Gene therapy might keep arteries open

In their quest to unclog America’s arteries, cardiologists took a leap forward this month by showing they could deliver genes into arterial cells. This advance is one of a series that may boost the success rate of angioplasties, procedures that physically unblock coronary arteries.

Stent without (left) and with (right) DNA-polymer coating (red). Levy, et al./Nature Biotechnology

Green-fluorescent-marker genes released from a polymer-coated stent have penetrated a pig’s arterial cells. Levy, et al./Nature Biotechnology

The research builds on stents, tiny tubes of steel mesh permanently inserted after an angioplasty to hold a blood vessel open. Although stents help keep the arteries of many patients clear, in other cases, cells grow over the steel and reblock the artery. Scientists have known that certain genes can prevent excess arterial-cell growth, but they’ve been stumped when it comes to delivering enough of those genes to the right spot.

Now, researchers at the University of Pennsylvania in Philadelphia have created a DNA-containing polymer to coat a stent, making the device itself a gene-delivery tool. Once the stent is inserted into an artery, the polymer begins to degrade, releasing DNA that travels into the blood vessel cells that press against the device. In the November Nature Biotechnology, the scientists show that their coated stent delivers enough genes into pig-artery cells to merit further development as a therapeutic tool for people.

“[This] is the first time someone’s been able to put DNA in a solid [form] on a vascular stent, deploy that stent, and have gene transfer take place,” says cardiologist Robert J. Levy, who led the study. His group has taken the lead in a crowded field of bioengineers competing to deliver genes from a polymer-coated stent.

The Penn team has an elegant solution to a problem that scientists have been trying to tackle for years, says molecular biologist Ken Walsh at Tufts University in Medford, Mass. The work is generating a lot of interest in industry as well, adds Walsh, whose group is independently developing gene-delivery stents. The market for coronary stents worldwide has been estimated at $2.4 billion.

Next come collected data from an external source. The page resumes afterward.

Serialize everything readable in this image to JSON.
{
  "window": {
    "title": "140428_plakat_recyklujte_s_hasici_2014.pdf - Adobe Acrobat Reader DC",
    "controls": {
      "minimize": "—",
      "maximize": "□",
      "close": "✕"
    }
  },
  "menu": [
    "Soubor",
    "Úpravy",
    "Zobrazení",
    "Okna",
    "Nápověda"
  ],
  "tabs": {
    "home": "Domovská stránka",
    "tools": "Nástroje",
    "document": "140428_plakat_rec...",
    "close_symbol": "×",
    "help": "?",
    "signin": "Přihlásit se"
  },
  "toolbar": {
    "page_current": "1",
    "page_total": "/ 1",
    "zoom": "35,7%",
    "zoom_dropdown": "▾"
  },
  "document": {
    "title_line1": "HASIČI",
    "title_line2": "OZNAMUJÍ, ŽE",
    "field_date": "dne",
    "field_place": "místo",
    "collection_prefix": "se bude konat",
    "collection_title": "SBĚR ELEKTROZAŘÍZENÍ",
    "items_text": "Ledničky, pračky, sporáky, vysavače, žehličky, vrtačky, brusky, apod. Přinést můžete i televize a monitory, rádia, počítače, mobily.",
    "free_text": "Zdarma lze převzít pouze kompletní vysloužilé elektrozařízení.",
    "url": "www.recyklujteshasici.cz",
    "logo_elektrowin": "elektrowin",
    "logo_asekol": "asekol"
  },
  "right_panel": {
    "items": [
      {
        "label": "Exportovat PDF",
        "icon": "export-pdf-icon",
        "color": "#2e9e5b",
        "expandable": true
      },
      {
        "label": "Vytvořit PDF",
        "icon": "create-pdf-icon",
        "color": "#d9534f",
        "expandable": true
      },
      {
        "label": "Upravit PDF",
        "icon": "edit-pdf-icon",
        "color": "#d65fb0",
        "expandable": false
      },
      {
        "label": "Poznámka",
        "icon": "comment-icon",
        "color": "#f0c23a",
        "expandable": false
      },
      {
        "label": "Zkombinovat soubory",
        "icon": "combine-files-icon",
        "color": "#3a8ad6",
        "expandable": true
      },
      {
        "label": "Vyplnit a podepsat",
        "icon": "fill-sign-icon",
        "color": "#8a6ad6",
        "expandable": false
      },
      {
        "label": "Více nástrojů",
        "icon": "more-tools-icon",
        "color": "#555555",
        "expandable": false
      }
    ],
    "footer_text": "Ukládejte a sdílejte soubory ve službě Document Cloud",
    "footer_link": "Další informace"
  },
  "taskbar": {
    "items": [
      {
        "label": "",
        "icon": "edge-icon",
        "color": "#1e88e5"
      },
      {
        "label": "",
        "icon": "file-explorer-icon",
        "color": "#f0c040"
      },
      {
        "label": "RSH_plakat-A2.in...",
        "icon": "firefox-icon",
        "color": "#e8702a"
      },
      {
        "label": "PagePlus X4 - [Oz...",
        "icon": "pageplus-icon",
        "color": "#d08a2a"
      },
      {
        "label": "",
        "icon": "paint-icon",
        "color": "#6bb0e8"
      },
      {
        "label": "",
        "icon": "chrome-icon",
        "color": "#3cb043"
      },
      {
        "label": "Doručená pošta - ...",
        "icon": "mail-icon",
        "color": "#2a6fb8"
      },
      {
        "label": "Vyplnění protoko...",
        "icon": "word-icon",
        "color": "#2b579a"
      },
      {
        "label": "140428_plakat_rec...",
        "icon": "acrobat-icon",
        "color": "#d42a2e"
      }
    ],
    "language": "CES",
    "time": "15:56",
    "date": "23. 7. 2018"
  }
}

“Competition in this area is hot,” says James J. Barry, vice president of technology development at Boston Scientific in Natick, Mass. “Drug-coated stents are the biggest topic in interventional cardiovascular treatment.” Boston Scientific is in the midst of clinical trials on a polymer-coated stent designed to deliver a chemotherapy agent but not genes.

The polymer in Levy’s experiment did not contain a therapeutic gene. That will come later, he says. Instead, the stent coating harbored an easily detectable marker gene to help the scientists see which cells picked up DNA. Of the DNA that penetrated cells, most went into the arterial walls but traces turned up in certain lung cells.

Previous studies had found that the polymer can cause serious inflammation in arteries after 4 weeks of contact. Levy’s group says it may be able to quell that problem by including an anti-inflammatory gene in the polymer. Alternatively, a layer of collagen—the protein that tendons are made of—might be used to tether gene-delivering viruses to the device.

To reach the ultimate goal of reducing cell buildup around stents, Levy’s group has begun to select a therapeutic gene, or several of them, to replace the marker. He says his team hopes to start an animal study in January to determine a safe dosage of therapeutic DNA.